Imbalanced Training / Validation / Test Split

Thanks @Nanne, good points! I should have been more careful and elaborate in my comments.

I agree with you that this is a data problem, but I think the problem is deeper than ‘it requires more data’ and has to do with the nature of these skewed/long-tailed distributions.

The skewness suggests that if the initial classification ground truth process was done with more data, it probably would have resulted in more categories than there are now, with the ones that are small in the current getting more data, but other/new categories being as small.

Indeed students get taught about recall/precision/f-score, but that is usually only calculated on the whole set, and rarely analysed in a breakdown over categories. What we rarely teach our students (and do ourselves in papers) is analyse whether any improvements we see by tweaking models or using different algorithms, are the result of getting the big categories more correct, or getting all or most (or just the tail) categories more correct. Moreover, we rarely discuss what it means that the category distribution is skewed or long-tailed.

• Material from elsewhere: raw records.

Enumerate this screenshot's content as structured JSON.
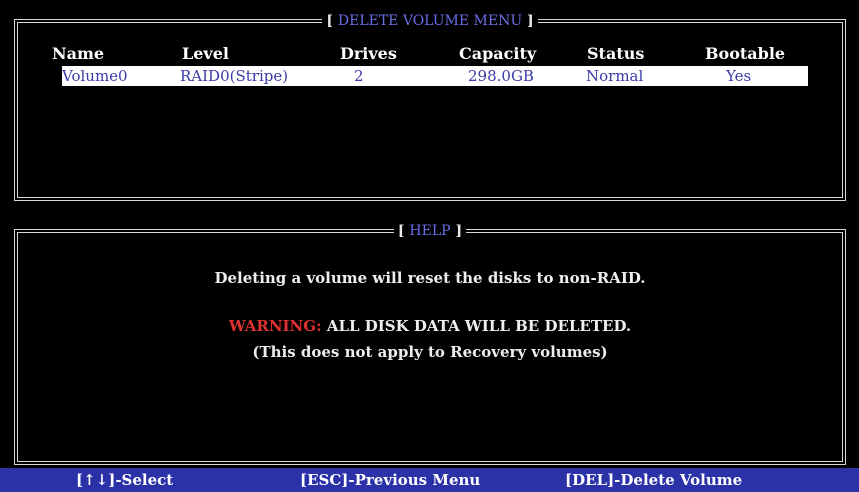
{
  "top_panel": {
    "title": "DELETE VOLUME MENU",
    "columns": [
      "Name",
      "Level",
      "Drives",
      "Capacity",
      "Status",
      "Bootable"
    ],
    "rows": [
      {
        "name": "Volume0",
        "level": "RAID0(Stripe)",
        "drives": "2",
        "capacity": "298.0GB",
        "status": "Normal",
        "bootable": "Yes"
      }
    ]
  },
  "help_panel": {
    "title": "HELP",
    "line1": "Deleting a volume will reset the disks to non-RAID.",
    "warning_label": "WARNING:",
    "warning_text": " ALL DISK DATA WILL BE DELETED.",
    "line3": "(This does not apply to Recovery volumes)"
  },
  "footer": {
    "select": "[↑↓]-Select",
    "previous": "[ESC]-Previous Menu",
    "delete": "[DEL]-Delete Volume"
  },
  "colors": {
    "background": "#000000",
    "title_text": "#6a6ee8",
    "selected_row_bg": "#ffffff",
    "selected_row_text": "#3a3aa8",
    "warning": "#e03030",
    "footer_bg": "#2b32a8"
  }
}
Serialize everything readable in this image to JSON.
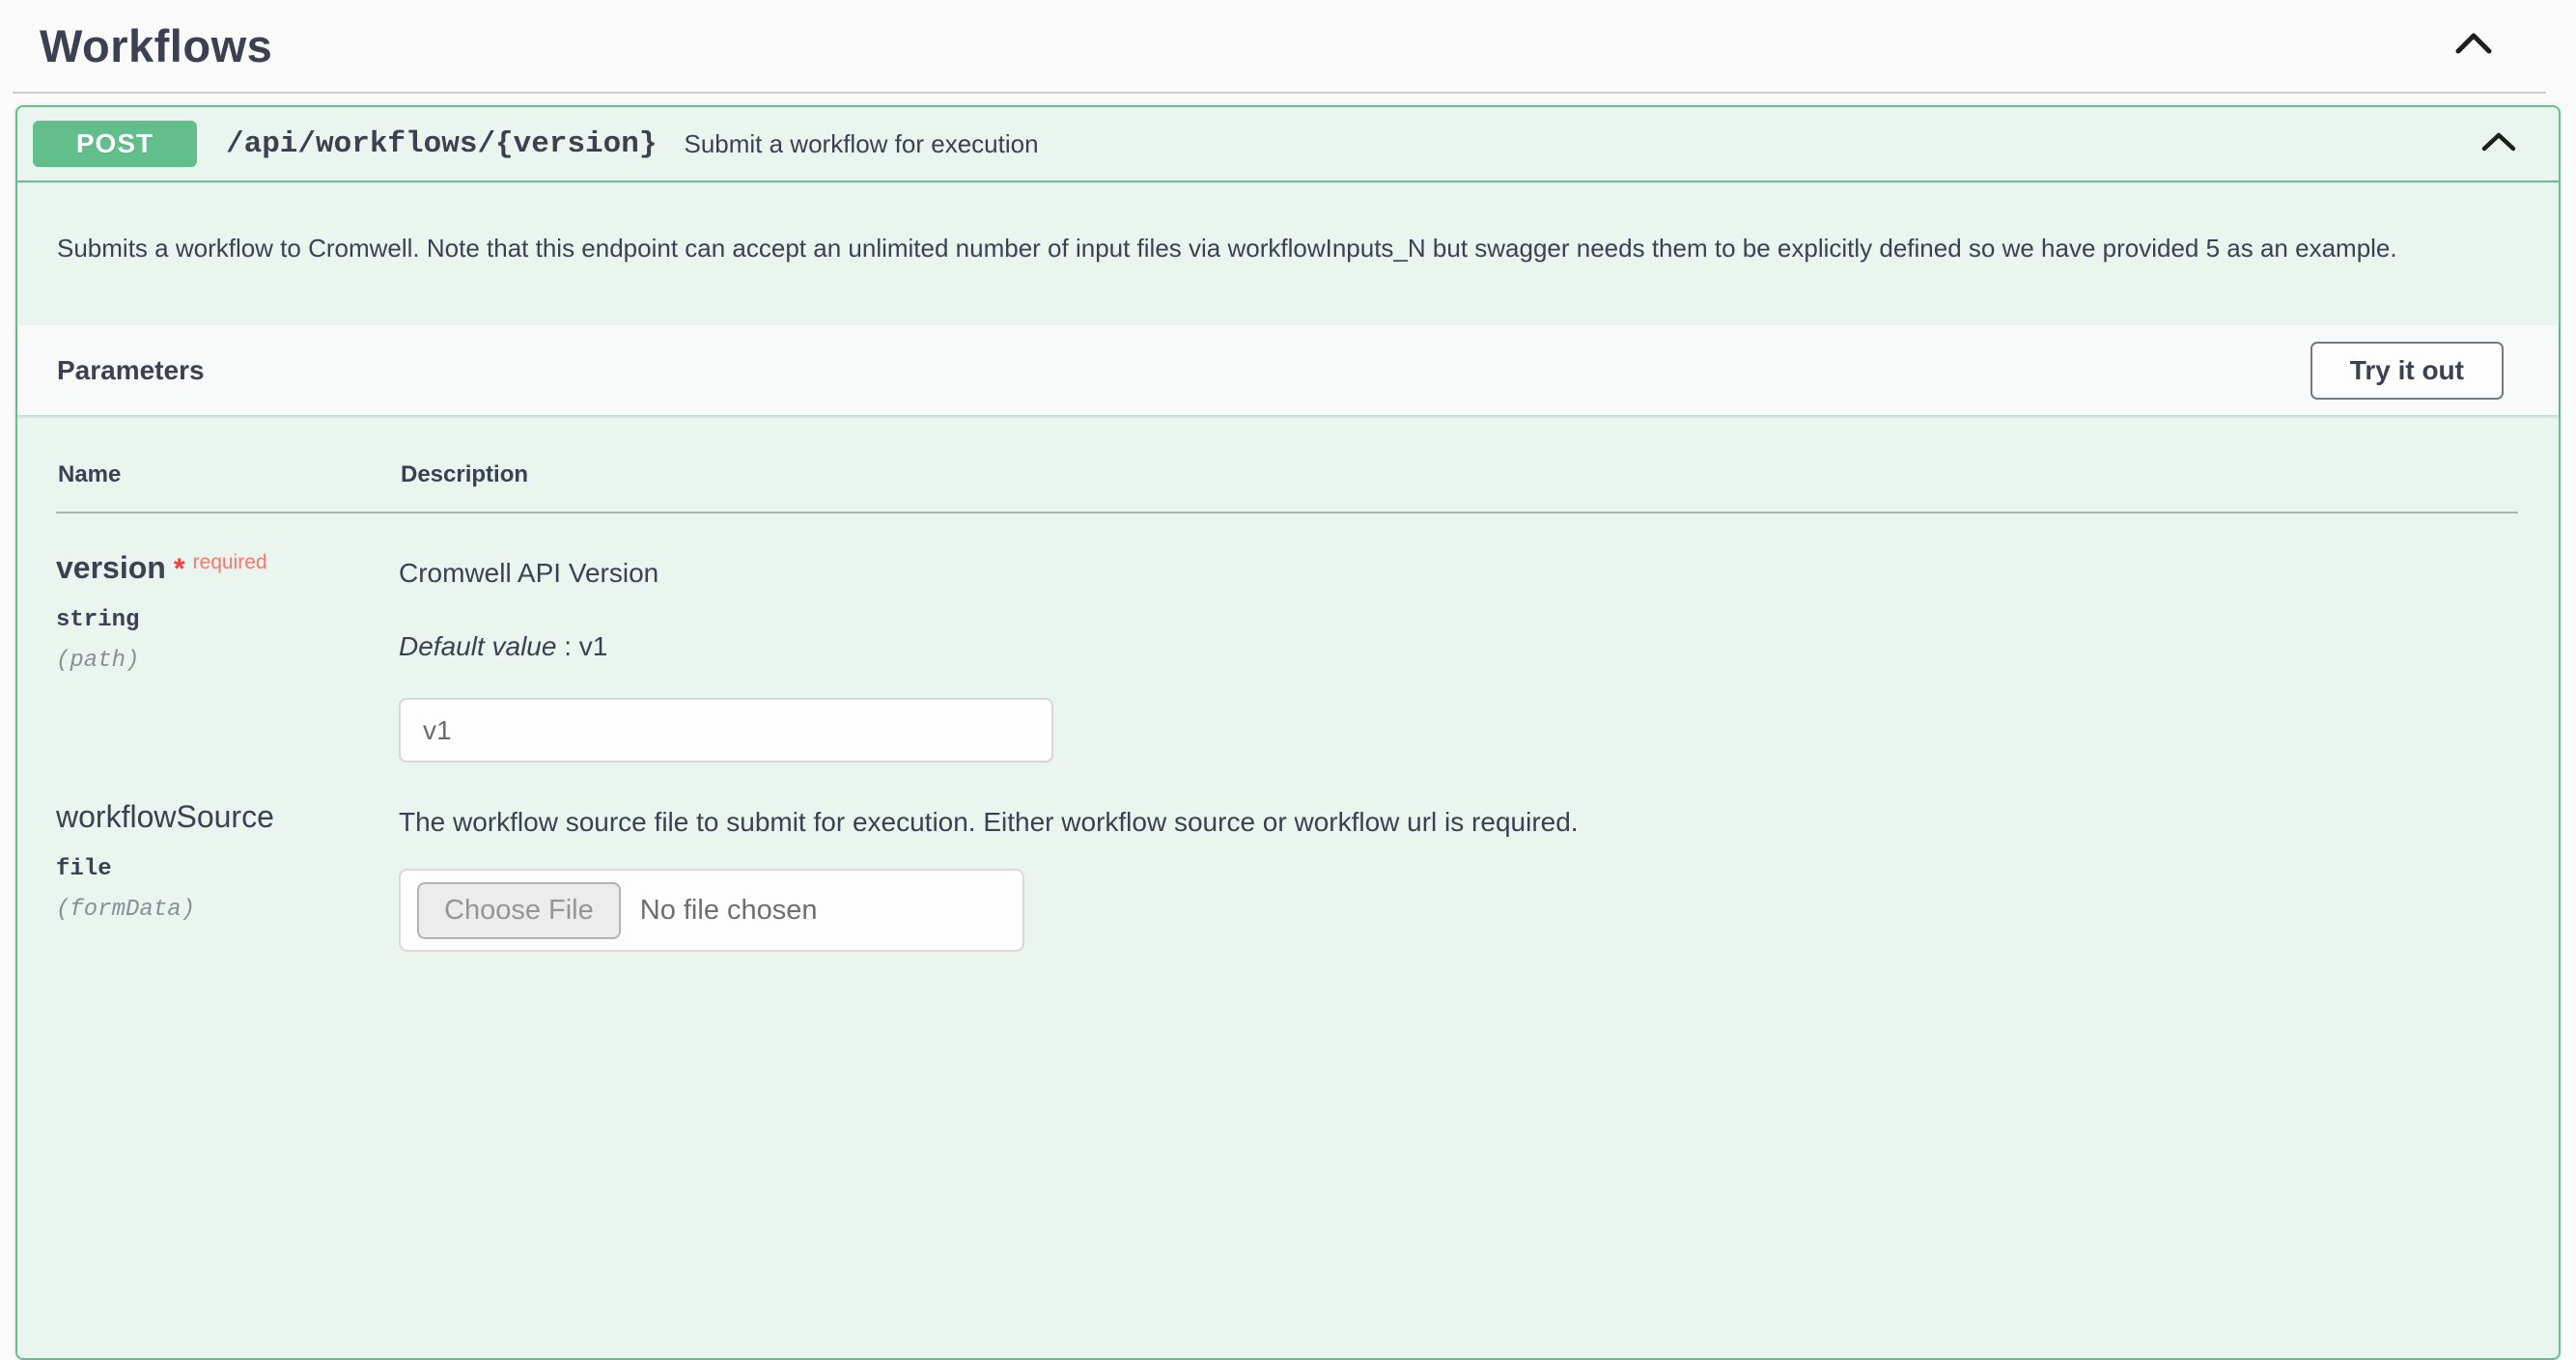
{
  "page": {
    "section_title": "Workflows"
  },
  "endpoint": {
    "method": "POST",
    "path": "/api/workflows/{version}",
    "summary": "Submit a workflow for execution",
    "description": "Submits a workflow to Cromwell. Note that this endpoint can accept an unlimited number of input files via workflowInputs_N but swagger needs them to be explicitly defined so we have provided 5 as an example."
  },
  "parameters_section": {
    "title": "Parameters",
    "try_it_out_label": "Try it out",
    "headers": {
      "name": "Name",
      "description": "Description"
    },
    "rows": [
      {
        "name": "version",
        "required_star": "*",
        "required_label": "required",
        "type": "string",
        "location": "(path)",
        "description": "Cromwell API Version",
        "default_label": "Default value",
        "default_separator": " : ",
        "default_value": "v1",
        "input_value": "v1"
      },
      {
        "name": "workflowSource",
        "type": "file",
        "location": "(formData)",
        "description": "The workflow source file to submit for execution. Either workflow source or workflow url is required.",
        "file_button_label": "Choose File",
        "file_status": "No file chosen"
      }
    ]
  },
  "colors": {
    "method_badge": "#62bf8c",
    "panel_border": "#67bf91",
    "panel_background": "#e9f5ee",
    "required_red": "#f23e3e",
    "text_primary": "#3b4151",
    "page_background": "#fafafa"
  }
}
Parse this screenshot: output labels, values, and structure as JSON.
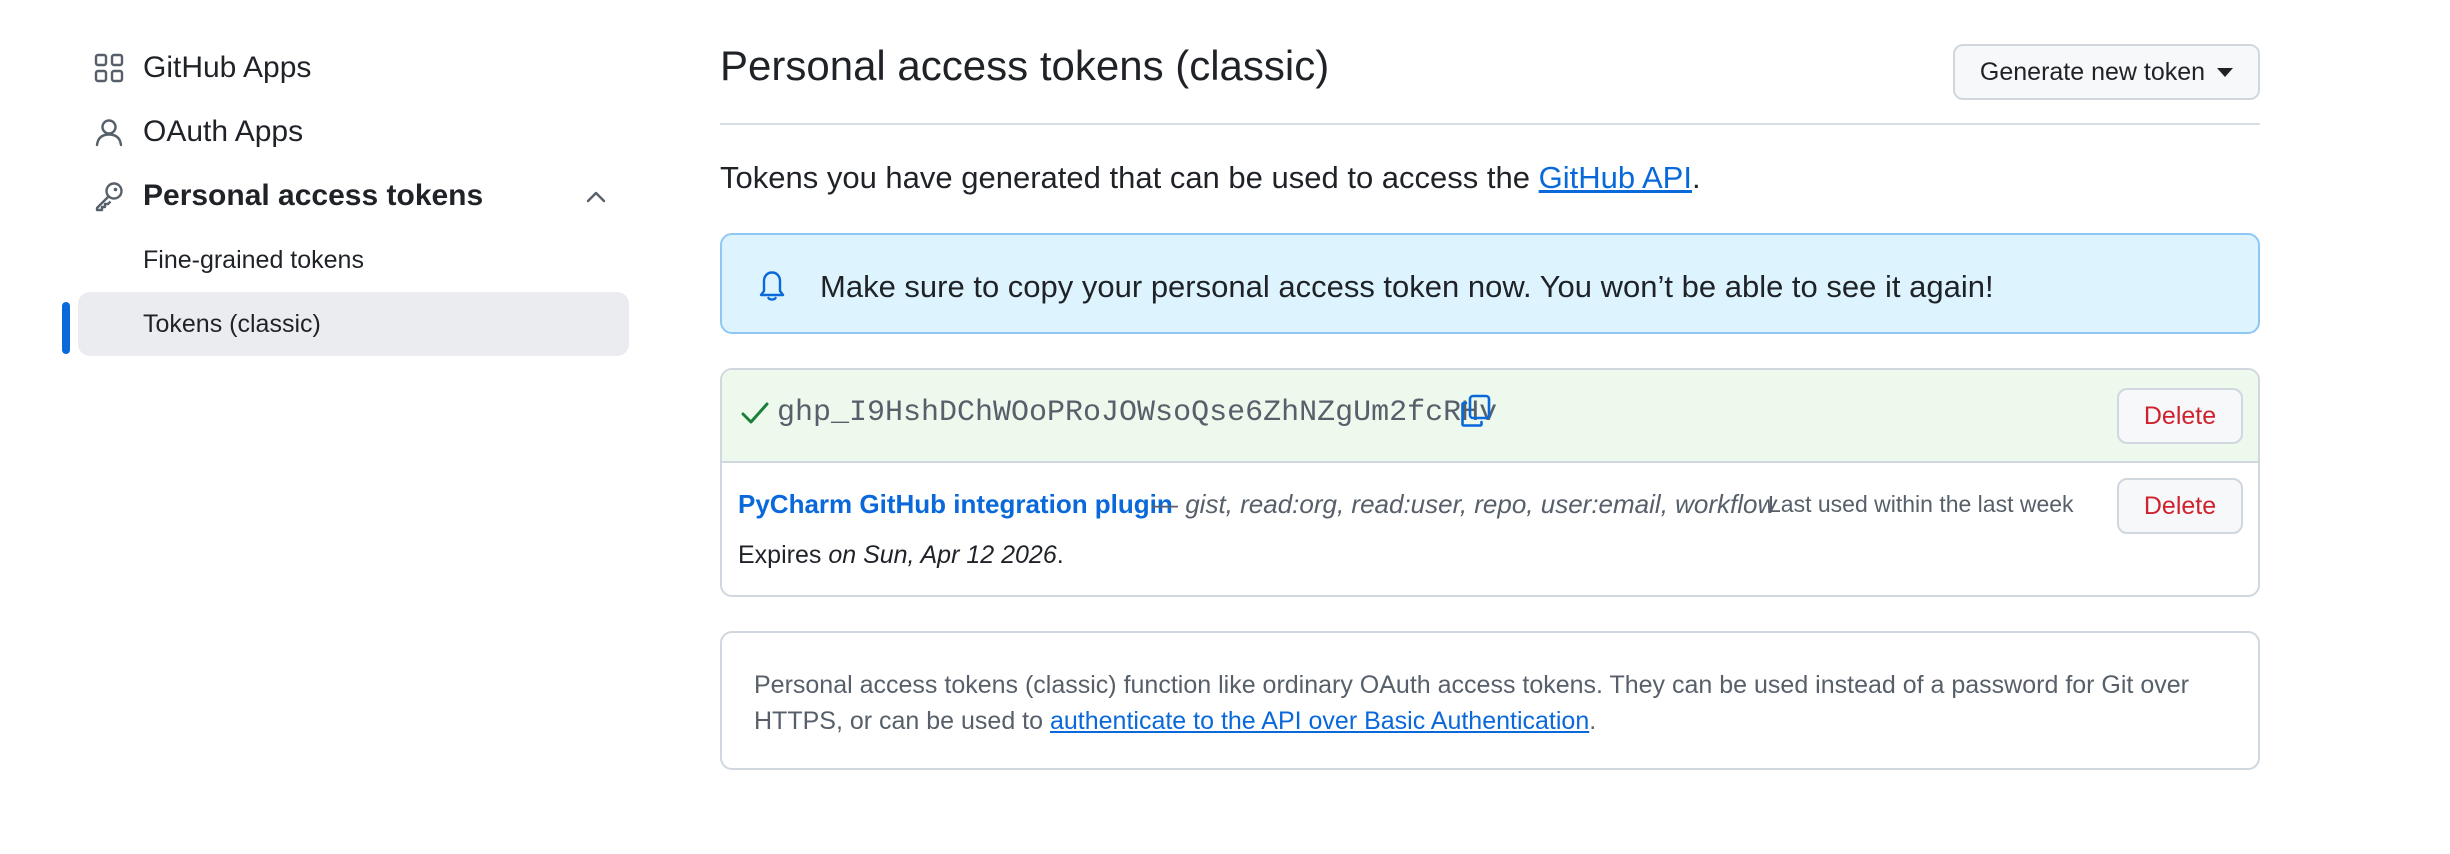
{
  "sidebar": {
    "items": [
      {
        "label": "GitHub Apps",
        "icon": "apps-grid-icon"
      },
      {
        "label": "OAuth Apps",
        "icon": "person-icon"
      },
      {
        "label": "Personal access tokens",
        "icon": "key-icon",
        "expanded": true,
        "children": [
          {
            "label": "Fine-grained tokens"
          },
          {
            "label": "Tokens (classic)",
            "active": true
          }
        ]
      }
    ]
  },
  "main": {
    "title": "Personal access tokens (classic)",
    "generate_button": "Generate new token",
    "intro_prefix": "Tokens you have generated that can be used to access the ",
    "intro_link": "GitHub API",
    "intro_suffix": ".",
    "flash_message": "Make sure to copy your personal access token now. You won’t be able to see it again!",
    "new_token": {
      "value": "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",
      "delete_label": "Delete"
    },
    "tokens": [
      {
        "name": "PyCharm GitHub integration plugin",
        "scopes": " — gist, read:org, read:user, repo, user:email, workflow",
        "last_used": "Last used within the last week",
        "expires_prefix": "Expires ",
        "expires_date": "on Sun, Apr 12 2026",
        "expires_suffix": ".",
        "delete_label": "Delete"
      }
    ],
    "info": {
      "text": "Personal access tokens (classic) function like ordinary OAuth access tokens. They can be used instead of a password for Git over HTTPS, or can be used to ",
      "link": "authenticate to the API over Basic Authentication",
      "suffix": "."
    }
  },
  "colors": {
    "accent": "#0969da",
    "danger": "#cf222e",
    "success": "#1a7f37",
    "flash_bg": "#ddf4ff"
  }
}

@marieke pointed me to a few really interesting papers by Filip Ilievski and others (she was involved herself as well I think) studying evaluation and performance of Entity Linking for long-tailed distributions [1,2], showing that pretty much all algorithms submitted to the SemEval evaluation campaign mainly do well on frequent entities for which there is lots of information, but fail on the more rare entities. Yet before them, virtually no one had ever looked at that. The same applies to text mining, information retrieval, recommender systems, NER, text recognition and probably a whole bunch of other fields.

So I guess my real point is that I encourage multiple analyses and breakdowns of evaluation results, to get a better understanding of how models differ and how that relates to the nature of the task they’re supposed to perform. And to think more deeply about the nature of such distributions and how that relates to the tasks we’re working on.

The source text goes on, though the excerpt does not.